In September 2016 he was nominated for the Sakharov Prize for Freedom of Thought, and the following month he was declared as the winner of the Martin Ennals Award for Human Rights Defenders. The Martin Ennals foundation cited Ilham for spending two decades trying "to foster dialogue and understanding" between the Han Chinese majority and members of Xinjiang's largely Muslim Uyghurs. "He has rejected separatism and violence, and sought reconciliation based on a respect for Uighur culture, which has been subject to religious, cultural and political repression," they added.

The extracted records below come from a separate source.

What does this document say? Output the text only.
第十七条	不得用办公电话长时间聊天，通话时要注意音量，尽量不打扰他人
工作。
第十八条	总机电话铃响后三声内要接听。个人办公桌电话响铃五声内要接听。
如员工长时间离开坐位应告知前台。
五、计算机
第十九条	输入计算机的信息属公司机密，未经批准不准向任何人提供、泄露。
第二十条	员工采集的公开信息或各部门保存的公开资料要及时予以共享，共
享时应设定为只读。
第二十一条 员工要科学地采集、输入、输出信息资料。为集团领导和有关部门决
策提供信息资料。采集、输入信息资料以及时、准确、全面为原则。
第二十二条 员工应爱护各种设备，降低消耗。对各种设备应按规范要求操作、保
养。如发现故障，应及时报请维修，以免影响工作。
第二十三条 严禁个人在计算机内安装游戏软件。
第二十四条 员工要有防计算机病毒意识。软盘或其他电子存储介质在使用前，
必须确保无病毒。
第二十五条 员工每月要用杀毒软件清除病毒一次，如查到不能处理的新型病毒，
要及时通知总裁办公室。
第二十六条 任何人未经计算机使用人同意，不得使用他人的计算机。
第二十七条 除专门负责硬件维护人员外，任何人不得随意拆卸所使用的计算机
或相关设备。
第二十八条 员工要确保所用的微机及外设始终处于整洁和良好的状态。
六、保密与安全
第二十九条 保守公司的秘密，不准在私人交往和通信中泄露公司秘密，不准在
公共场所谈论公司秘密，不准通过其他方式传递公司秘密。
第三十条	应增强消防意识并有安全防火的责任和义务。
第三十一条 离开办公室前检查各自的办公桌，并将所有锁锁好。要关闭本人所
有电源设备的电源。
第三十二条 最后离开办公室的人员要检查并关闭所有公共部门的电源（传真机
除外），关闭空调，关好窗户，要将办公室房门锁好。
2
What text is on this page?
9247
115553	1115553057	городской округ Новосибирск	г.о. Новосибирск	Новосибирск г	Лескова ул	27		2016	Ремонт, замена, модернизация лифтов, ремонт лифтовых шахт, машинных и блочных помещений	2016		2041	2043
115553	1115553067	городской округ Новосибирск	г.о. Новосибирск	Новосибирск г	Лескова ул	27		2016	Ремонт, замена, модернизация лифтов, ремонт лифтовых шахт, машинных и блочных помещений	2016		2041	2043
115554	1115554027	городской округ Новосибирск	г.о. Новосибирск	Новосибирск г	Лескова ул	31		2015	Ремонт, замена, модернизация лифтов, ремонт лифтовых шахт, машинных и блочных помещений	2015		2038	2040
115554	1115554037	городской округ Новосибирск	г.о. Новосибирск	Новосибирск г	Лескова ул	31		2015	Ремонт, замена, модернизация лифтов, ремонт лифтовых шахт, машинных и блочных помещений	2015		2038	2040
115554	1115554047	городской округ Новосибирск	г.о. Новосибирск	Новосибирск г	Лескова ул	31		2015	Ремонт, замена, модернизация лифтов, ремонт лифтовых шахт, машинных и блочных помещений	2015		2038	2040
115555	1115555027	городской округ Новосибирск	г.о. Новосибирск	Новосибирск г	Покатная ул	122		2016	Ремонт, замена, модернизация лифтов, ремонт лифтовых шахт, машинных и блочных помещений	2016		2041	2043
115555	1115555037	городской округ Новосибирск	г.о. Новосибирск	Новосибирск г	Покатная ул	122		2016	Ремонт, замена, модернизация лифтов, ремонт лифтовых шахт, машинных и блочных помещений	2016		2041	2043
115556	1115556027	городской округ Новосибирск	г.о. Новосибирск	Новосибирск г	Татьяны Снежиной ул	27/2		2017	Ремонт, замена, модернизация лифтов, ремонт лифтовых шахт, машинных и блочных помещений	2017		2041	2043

In 2017, Tohti was awarded the Weimar Human Rights Prize in recognition of his commitment to the rights of Uyghurs in the Xinjiang Uyghur Autonomous Region. Also, was awarded Liberal International's Prize for Freedom in his absence. It was accepted on the behalf of the human rights group advocating for his release.

In September 2019 the Council of Europe jointly awarded the 2019 Václav Havel Human Rights Prize to Ilham Tohti and the Youth Initiative for Human Rights. Enver Can of the Ilham Tohti Initiative received the prize on his behalf.

In October 2019 Ilham Tohti was awarded the 2019 Sakharov Prize for Freedom of Thought by the European Parliament.

Tohti has dedicated his life to advocating for the rights of the Uyghur minority in China. Despite being a voice of moderation and reconciliation, he was sentenced to life in prison following a show trial in 2014. By awarding this prize, we strongly urge the Chinese government to release Tohti and we call for the respect of minority rights in China.
— David Sassoli (President of the European Parliament)

In December 2019 Tohti's daughter, Jewher Ilham, accepted the Sakharov Prize and €50,000 on his behalf.

I am grateful for the opportunity to tell his story, because he cannot tell it himself. To be honest with you, I do not know where my father is. 2017 was the last time my family received word about him.
— Jewher Ilham
He was featured in the 2021 edition of The Muslim 500: The World's 500 Most Influential Muslims which named him Man of the Year.

Ilham has received a lot of support internationally to nominate him for the 2025 Nobel Peace Prize and was nominated in January of last year.